Многое было теперь Веньямину Захарьевичу непонятно и неожиданно. Но у него на кафедре пока еще, кажется, ничего не изменилось. Дистанцию, последние годы установившуюся между теми, кто приказывает, и теми, кто выполняет приказания, Сивер сравнивал с расстоянием между двумя рельсами, малейшее сближение которых недопустимо. Лишь несоблюдение установленной дистанции могло привести к тому, чтобы паренек, пришедший в жизнь на все готовое, посмел обвинить его черт знает в чем, чтобы майор, чье пребывание на кафедре зависит только от него, от Веньямина Захарьевича, позволил себе сделать ему замечание…
Легкий удар в дверь прервал его мысли.
— Войди!
Веньямин Захарьевич даже не оглянулся — настолько был уверен, что это Маргарита, кого все в семье остерегались и даже, кажется, побаивались. Ему самому, позволившему, чтобы дочь стала такой, временами чудилось, что Маргарита и за ним следит. Дошло в конце концов до того, что и он стал остерегаться ее. По тихому легкому удару в дверь Сивер догадался, что дочь хочет посвятить его в какой-то секрет, и это совсем вывело его из себя. Как только Маргарита открыла дверь, он крикнул:
— Лучше бы ты подыскивала себе жениха, вместо того чтобы подсматривать и подслушивать… Ведь тебе уже скоро тридцать лет!
Если бы Маргарита в ответ хлопнула дверью или хоть топнула ногой, Веньямин Захарьевич, быть может, вернул бы ее и, возможно, даже извинился. Но она вышла из кабинета тихими шаркающими шагами, прикрывая руками лицо, словно от удара. Весь ее вид, рассчитанный на то, чтобы вызвать сочувствие к себе, породил в Веньямине Захарьевиче желанье еще больше унизить ее, и поэтому он, закрывая за ней дверь, крикнул на весь дом:
— Откуда, откуда взялись у меня такие?! Откуда?!
Потом он еще долго и тяжело шагал по ковровой дорожке, все время держась на одном расстоянии от ее синевато-зеленого канта. Несколько раз прошел по ней с закрытыми глазами и после каждых пяти-шести шагов поглядывал, не сбился ли в сторону, — это был его старый способ успокоить себя.

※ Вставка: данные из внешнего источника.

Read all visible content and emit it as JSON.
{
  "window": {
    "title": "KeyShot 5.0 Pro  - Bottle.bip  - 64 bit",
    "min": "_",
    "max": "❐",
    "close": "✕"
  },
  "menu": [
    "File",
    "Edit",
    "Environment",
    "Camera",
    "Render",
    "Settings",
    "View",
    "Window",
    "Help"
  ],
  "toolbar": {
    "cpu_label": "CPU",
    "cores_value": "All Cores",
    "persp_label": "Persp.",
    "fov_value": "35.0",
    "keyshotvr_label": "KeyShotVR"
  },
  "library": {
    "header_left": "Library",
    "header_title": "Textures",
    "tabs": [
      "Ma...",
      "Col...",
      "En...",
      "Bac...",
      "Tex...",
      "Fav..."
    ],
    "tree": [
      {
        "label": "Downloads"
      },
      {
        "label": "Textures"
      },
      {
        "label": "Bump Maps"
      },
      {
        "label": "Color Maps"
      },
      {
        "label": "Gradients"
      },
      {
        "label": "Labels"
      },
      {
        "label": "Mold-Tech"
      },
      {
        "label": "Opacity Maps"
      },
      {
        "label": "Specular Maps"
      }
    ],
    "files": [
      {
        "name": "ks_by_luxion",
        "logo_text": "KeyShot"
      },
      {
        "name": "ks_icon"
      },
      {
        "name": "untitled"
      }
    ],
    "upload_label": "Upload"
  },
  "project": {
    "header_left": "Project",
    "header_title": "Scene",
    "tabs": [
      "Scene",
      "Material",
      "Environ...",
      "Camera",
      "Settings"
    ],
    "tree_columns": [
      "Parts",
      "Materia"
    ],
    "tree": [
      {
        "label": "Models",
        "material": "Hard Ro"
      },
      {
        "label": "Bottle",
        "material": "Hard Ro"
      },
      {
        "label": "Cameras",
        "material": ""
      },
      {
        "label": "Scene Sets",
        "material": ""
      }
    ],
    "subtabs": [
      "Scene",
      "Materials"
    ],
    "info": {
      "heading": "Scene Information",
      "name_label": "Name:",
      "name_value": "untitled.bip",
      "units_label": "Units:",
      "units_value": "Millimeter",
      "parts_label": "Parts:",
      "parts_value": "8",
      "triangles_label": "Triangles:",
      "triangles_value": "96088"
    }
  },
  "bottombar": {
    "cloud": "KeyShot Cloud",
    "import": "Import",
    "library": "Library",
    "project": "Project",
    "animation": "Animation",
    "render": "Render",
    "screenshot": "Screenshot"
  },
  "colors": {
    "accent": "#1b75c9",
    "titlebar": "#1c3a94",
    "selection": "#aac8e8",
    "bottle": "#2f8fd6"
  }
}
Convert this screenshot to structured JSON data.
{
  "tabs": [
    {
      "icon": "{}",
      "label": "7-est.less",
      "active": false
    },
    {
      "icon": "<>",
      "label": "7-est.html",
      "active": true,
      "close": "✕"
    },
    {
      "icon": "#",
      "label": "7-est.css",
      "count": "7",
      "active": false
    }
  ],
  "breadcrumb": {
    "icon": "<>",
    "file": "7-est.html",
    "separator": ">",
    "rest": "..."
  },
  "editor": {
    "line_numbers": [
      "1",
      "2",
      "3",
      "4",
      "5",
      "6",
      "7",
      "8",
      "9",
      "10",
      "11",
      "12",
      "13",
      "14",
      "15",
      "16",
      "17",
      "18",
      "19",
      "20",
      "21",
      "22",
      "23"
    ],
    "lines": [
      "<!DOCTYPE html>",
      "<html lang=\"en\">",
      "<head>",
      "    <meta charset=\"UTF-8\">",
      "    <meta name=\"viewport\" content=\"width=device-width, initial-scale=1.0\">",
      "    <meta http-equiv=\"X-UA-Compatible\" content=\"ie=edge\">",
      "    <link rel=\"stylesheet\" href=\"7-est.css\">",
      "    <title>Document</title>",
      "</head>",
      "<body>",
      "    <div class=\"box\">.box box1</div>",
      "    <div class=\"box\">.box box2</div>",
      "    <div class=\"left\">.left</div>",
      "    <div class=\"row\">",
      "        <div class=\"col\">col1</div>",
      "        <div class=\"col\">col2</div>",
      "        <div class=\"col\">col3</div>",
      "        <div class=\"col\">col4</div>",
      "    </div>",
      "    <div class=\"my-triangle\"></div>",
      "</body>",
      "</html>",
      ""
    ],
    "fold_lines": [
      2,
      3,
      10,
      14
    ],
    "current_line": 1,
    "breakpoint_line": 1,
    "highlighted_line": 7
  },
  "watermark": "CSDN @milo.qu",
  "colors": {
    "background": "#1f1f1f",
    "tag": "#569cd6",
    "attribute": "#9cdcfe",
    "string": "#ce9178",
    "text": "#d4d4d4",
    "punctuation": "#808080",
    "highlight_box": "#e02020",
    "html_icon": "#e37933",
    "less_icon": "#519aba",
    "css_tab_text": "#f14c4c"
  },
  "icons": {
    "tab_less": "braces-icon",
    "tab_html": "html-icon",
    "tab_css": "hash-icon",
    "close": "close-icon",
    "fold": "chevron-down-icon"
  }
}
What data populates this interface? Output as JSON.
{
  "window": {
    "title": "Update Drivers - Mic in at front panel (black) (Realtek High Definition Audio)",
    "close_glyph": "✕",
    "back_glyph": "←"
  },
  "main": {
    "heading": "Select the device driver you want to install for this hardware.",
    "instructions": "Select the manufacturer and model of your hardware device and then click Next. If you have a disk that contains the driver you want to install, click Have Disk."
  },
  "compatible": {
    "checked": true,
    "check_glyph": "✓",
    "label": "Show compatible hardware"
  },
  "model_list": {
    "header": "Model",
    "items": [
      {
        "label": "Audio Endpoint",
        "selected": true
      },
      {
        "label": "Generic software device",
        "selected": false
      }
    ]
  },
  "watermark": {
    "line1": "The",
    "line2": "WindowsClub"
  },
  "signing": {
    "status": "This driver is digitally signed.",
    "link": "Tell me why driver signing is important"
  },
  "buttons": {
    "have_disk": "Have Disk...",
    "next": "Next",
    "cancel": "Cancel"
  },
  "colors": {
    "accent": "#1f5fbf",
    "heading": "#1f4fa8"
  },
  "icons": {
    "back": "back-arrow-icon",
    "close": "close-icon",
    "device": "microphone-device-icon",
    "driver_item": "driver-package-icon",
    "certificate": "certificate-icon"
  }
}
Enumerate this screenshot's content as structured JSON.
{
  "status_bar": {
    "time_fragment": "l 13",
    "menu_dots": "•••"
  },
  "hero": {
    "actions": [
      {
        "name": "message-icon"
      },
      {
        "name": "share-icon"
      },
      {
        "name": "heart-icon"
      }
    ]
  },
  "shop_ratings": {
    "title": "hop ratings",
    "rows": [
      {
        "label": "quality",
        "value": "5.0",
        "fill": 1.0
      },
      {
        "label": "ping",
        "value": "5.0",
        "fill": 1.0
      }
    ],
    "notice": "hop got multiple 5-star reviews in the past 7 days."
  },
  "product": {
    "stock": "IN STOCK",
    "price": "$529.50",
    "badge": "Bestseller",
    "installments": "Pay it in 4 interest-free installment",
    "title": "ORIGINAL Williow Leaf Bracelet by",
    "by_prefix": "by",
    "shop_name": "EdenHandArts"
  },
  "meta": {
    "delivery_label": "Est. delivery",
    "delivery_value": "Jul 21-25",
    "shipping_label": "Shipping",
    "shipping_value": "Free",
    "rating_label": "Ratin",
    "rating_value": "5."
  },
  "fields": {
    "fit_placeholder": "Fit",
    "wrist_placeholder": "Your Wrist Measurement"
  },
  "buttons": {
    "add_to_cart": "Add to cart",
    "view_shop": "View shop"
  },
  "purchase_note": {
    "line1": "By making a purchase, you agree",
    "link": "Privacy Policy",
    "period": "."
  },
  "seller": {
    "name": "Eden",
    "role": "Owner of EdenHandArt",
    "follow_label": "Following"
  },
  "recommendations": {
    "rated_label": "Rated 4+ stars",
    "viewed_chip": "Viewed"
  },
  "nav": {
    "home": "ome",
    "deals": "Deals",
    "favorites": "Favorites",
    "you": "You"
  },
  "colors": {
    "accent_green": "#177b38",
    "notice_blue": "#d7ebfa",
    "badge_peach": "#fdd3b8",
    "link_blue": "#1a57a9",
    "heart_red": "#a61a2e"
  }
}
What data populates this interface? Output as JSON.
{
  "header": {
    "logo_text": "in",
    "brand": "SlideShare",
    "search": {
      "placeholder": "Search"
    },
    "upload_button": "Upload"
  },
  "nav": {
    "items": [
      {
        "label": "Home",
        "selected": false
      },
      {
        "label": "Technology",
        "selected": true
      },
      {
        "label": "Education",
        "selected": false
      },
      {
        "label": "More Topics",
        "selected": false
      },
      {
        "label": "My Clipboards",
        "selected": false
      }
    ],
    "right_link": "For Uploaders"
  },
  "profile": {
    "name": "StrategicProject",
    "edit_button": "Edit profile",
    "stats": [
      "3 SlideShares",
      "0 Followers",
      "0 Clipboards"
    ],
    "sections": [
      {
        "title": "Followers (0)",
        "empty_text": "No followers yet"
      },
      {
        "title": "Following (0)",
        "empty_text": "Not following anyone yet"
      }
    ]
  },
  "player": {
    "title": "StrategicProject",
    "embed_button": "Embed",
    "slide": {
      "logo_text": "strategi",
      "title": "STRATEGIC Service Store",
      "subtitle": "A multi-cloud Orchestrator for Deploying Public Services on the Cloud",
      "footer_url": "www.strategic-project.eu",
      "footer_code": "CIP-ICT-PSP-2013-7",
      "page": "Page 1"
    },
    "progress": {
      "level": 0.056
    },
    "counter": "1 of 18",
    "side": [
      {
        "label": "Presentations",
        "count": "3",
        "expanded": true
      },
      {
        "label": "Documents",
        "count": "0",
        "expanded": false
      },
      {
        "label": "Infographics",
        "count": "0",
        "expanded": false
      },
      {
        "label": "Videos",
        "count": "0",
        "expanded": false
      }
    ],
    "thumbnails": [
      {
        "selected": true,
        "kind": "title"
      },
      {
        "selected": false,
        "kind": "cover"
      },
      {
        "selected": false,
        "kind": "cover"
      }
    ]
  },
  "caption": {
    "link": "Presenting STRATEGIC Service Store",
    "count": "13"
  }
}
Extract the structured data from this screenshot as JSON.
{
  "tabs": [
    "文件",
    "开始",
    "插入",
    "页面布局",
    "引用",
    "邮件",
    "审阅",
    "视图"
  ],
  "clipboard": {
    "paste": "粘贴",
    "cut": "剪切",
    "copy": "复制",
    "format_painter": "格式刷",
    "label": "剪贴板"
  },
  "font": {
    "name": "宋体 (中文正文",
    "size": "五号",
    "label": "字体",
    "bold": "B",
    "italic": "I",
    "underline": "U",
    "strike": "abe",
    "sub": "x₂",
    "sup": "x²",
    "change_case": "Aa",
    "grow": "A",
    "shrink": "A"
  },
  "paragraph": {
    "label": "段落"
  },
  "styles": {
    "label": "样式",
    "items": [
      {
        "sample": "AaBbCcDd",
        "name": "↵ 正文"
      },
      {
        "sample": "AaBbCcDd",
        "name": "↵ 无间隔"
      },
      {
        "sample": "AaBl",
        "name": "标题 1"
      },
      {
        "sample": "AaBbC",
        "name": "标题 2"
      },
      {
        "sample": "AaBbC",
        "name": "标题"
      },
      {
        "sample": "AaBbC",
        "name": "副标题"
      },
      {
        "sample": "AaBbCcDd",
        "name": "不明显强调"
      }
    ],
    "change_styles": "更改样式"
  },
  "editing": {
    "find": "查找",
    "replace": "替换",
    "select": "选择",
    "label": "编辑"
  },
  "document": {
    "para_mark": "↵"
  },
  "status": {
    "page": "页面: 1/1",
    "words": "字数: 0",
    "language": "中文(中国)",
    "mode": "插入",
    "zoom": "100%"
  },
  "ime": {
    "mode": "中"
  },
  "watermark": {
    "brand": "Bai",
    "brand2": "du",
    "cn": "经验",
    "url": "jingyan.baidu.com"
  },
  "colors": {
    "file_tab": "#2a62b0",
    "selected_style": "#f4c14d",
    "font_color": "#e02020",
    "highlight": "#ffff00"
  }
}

Шагая таким образом по ковровой дорожке взад и вперед, то закрывая, то открывая глаза, Сивер вдруг уловил за дверью сдавленный плач Маргариты. Вместе со всхлипыванием дочери до него донесся снизу испуганный голос Брайны:
— Послушайся меня, Алинька, поднимись к отцу, извинись. Он тебя простит. Вот увидишь, простит, иди, иди, Алинька…
«Извинись… Простит…» Как она не понимает, что случившееся сегодня гораздо серьезнее, чем можно себе представить, — словно собираясь сказать это ей, Брайне, Сивер стремительно распахнул дверь и налетел на Маргариту, стоявшую, уткнув лицо в ладони.